Extensions like uBlock Origin (in the right configuration) or dedicated WebRTC-blocking extensions can prevent the browser from making those real-IP-revealing STUN requests. This is probably the fastest fix. Search for "WebRTC leak prevent" in your browser's extension store and read the reviews before installing anything.
Option 2: Disable WebRTC directly in the browser.
In Firefox, you can type about:config in the address bar, search for media.peerconnection.enabled, and set it to false. This completely disables WebRTC in that browser, which means some video call features might stop working on sites that rely on it, but your IP won't leak.
Chrome doesn't let you disable WebRTC through settings, which is part of why it's the most leak-prone browser for this specific issue. You need an extension, or you use a different browser.
Brave has built-in WebRTC protection and handles this better than Chrome by default.
Option 3: Configure your VPN client to handle WebRTC.
Some VPN apps have a setting specifically for WebRTC leak protection. If yours does, turn it on. Check the settings panel. Look for anything about WebRTC, leak protection, or network routing. ExpressVPN, NordVPN, and Mullvad all have some level of WebRTC handling built into their clients.
Option 4: Use a VPN browser extension in addition to the desktop client.
Many VPN providers offer browser extensions that sit between the browser and the network. These extensions can intercept WebRTC requests specifically and route them properly. It's an extra layer on top of the VPN client.
Which VPNs Handle This Better
Mullvad is widely regarded as one of the best for preventing leaks. It's built by people who think deeply about this stuff and their browser extension specifically blocks WebRTC. Expensive taste in privacy tools, but it delivers.
ProtonVPN also has solid leak protection, and their open-source client makes it verifiable.
NordVPN and ExpressVPN do okay, especially with their browser extensions installed.

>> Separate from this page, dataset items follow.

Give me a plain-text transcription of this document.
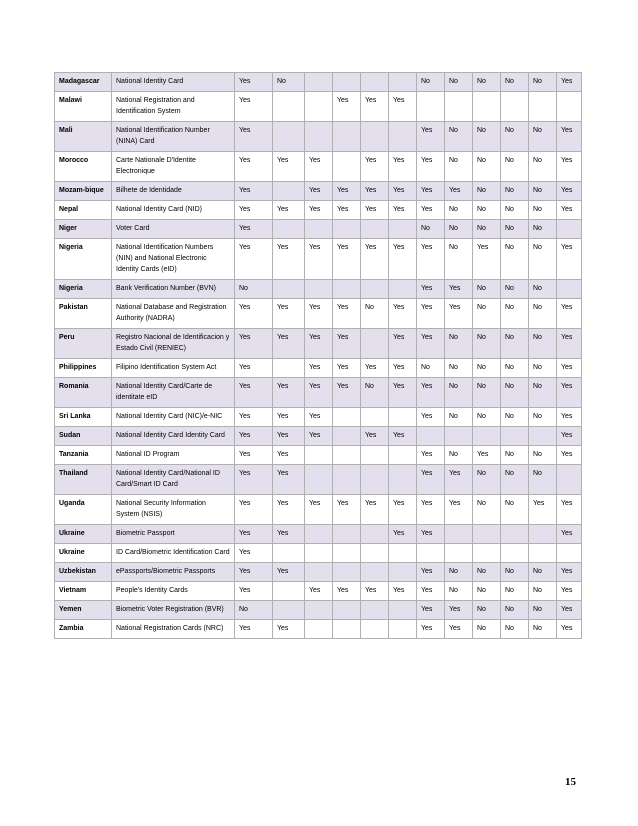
Madagascar	National Identity Card	Yes	No					No	No	No	No	No	Yes
Malawi	National Registration and Identification System	Yes			Yes	Yes	Yes						
Mali	National Identification Number (NINA) Card	Yes						Yes	No	No	No	No	Yes
Morocco	Carte Nationale D'Identite Electronique	Yes	Yes	Yes		Yes	Yes	Yes	No	No	No	No	Yes
Mozam-bique	Bilhete de Identidade	Yes		Yes	Yes	Yes	Yes	Yes	Yes	No	No	No	Yes
Nepal	National Identity Card (NID)	Yes	Yes	Yes	Yes	Yes	Yes	Yes	No	No	No	No	Yes
Niger	Voter Card	Yes						No	No	No	No	No	
Nigeria	National Identification Numbers (NIN) and National Electronic Identity Cards (eID)	Yes	Yes	Yes	Yes	Yes	Yes	Yes	No	Yes	No	No	Yes
Nigeria	Bank Verification Number (BVN)	No						Yes	Yes	No	No	No	
Pakistan	National Database and Registration Authority (NADRA)	Yes	Yes	Yes	Yes	No	Yes	Yes	Yes	No	No	No	Yes
Peru	Registro Nacional de Identificacion y Estado Civil (RENIEC)	Yes	Yes	Yes	Yes		Yes	Yes	No	No	No	No	Yes
Philippines	Filipino Identification System Act	Yes		Yes	Yes	Yes	Yes	No	No	No	No	No	Yes
Romania	National Identity Card/Carte de identitate eID	Yes	Yes	Yes	Yes	No	Yes	Yes	No	No	No	No	Yes
Sri Lanka	National Identity Card (NIC)/e-NIC	Yes	Yes	Yes				Yes	No	No	No	No	Yes
Sudan	National Identity Card Identity Card	Yes	Yes	Yes		Yes	Yes						Yes
Tanzania	National ID Program	Yes	Yes					Yes	No	Yes	No	No	Yes
Thailand	National Identity Card/National ID Card/Smart ID Card	Yes	Yes					Yes	Yes	No	No	No	
Uganda	National Security Information System (NSIS)	Yes	Yes	Yes	Yes	Yes	Yes	Yes	Yes	No	No	Yes	Yes
Ukraine	Biometric Passport	Yes	Yes				Yes	Yes					Yes
Ukraine	ID Card/Biometric Identification Card	Yes											
Uzbekistan	ePassports/Biometric Passports	Yes	Yes					Yes	No	No	No	No	Yes
Vietnam	People's Identity Cards	Yes		Yes	Yes	Yes	Yes	Yes	No	No	No	No	Yes
Yemen	Biometric Voter Registration (BVR)	No						Yes	Yes	No	No	No	Yes
Zambia	National Registration Cards (NRC)	Yes	Yes					Yes	Yes	No	No	No	Yes
15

Generic no-name VPNs, free VPN apps, and particularly VPNs with opaque business models tend to do worse. Some of them don't handle WebRTC at all and just quietly let your real IP show up in tests.
Here's the thing about VPN choice: the price and the marketing often have very little to do with the actual technical implementation. A VPN that costs $15 a month can leak just as badly as a free one. Test before you trust.
DNS Leaks Are Also a Thing
While we're here, WebRTC isn't the only way your VPN can fail you. DNS leaks are another common problem.
When you type a URL, your computer needs to look up the IP address for that domain. Normally that lookup goes to a DNS server. When your VPN is on, that lookup should go through the VPN to a DNS server that can't be traced back to your ISP. But sometimes it doesn't. Sometimes the DNS queries leak out and go to your ISP's DNS servers anyway.
This means your ISP can see every domain you visit even if they can't see the content. Not great.
You can test for DNS leaks here. Same concept: run it with VPN on and see if the DNS servers showing up belong to your VPN provider or to your ISP.
The Bottom Line
A VPN is a good tool. I'm not here to tell you they're useless. But "VPN is on" and "you're actually protected" are not the same thing. WebRTC leaks are real, they're common, they're easy to miss, and they completely undermine the reason you turned the VPN on in the first place.
The fix is pretty simple. Test first, then patch whichever hole you find. Takes maybe ten minutes total.
Go run the VPN leak test right now. If you see your real IP in the results, you know what to fix.